The law will direct the SCDNR to capture, neuter, tag, then release at least a dozen coyotes across the Palmetto State. The program is meant to give hunters an incentive to shoot coyotes, which are not native to the state. Coyotes are known to kill and eat a large number of deer fawns, and are partly to blame for the decline in deer populations across the state.

South Carolina has no closed season on coyotes, but many hunters don’t shoot them except when they happen to see one while they are hunting deer or wild hogs. Some hunters won’t even shoot coyotes then, because they fear that shooting will ruin their chance at seeing other game. Lawmakers believe that this law will give some hunters the push they need to pull the trigger in such situations, and to put other hunters in the woods even when it isn’t deer season.

Some critics of the law say the new bounty program will encourage reckless hunting.

Micah Sellers of Hopkins said he hopes the bill becomes law.

“A lot of people don’t realize how destructive coyotes are to our deer population, so this will get some of them to shoot coyotes. I shoot all of them I see anyway, so it won’t change me as far as whether I shoot coyotes or not, but it might line my pockets with some cash, and I like that idea.
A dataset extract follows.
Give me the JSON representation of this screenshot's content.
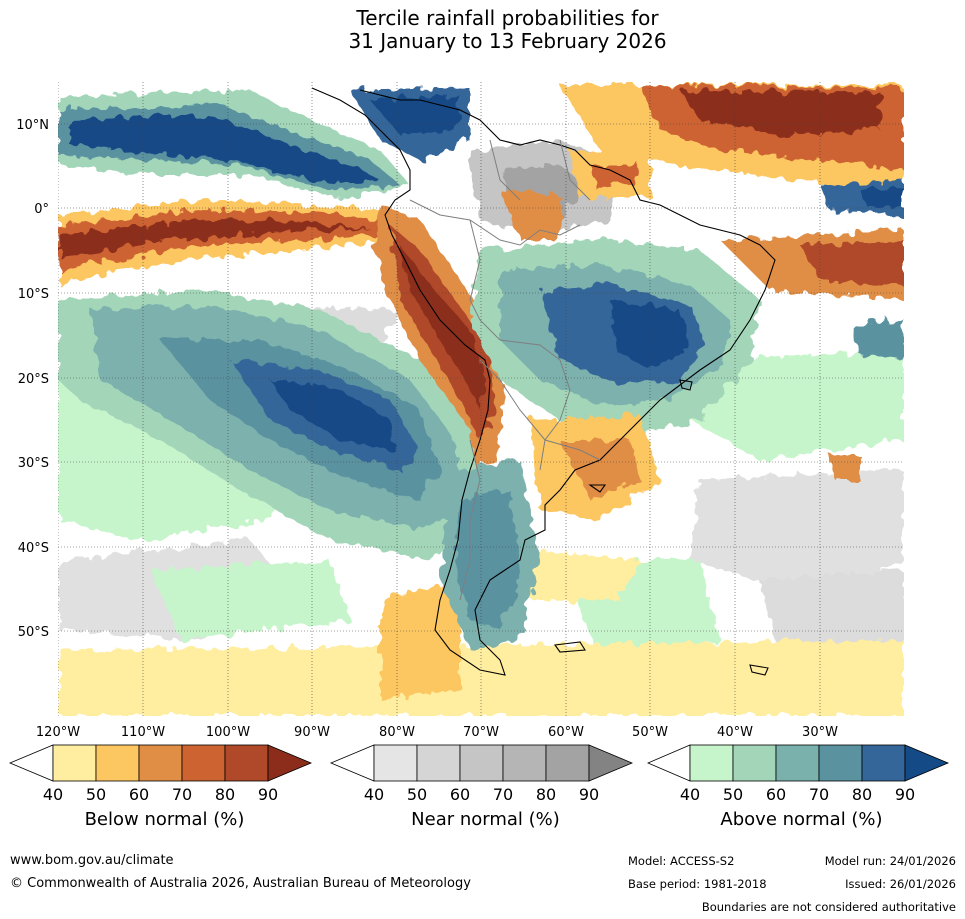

And actually, I will probably hunt coyotes more often during the summer knowing that some are worth a grand,” he said.

Daniel Freeman of Rembert likes the idea too, and though he has never shot a coyote before, he said he will if this becomes law.

“I have a limited amount of time to hunt during deer season, so anytime I’ve seen a coyote while hunting, I’ve not even thought about pulling the trigger because I don’t want to spoil my chances of seeing a deer. I’ve always let the coyotes walk, then stayed in the stand hoping for a deer to come by. But if there’s $1000 on the line, I’m gonna take a shot at it,” said Freeman.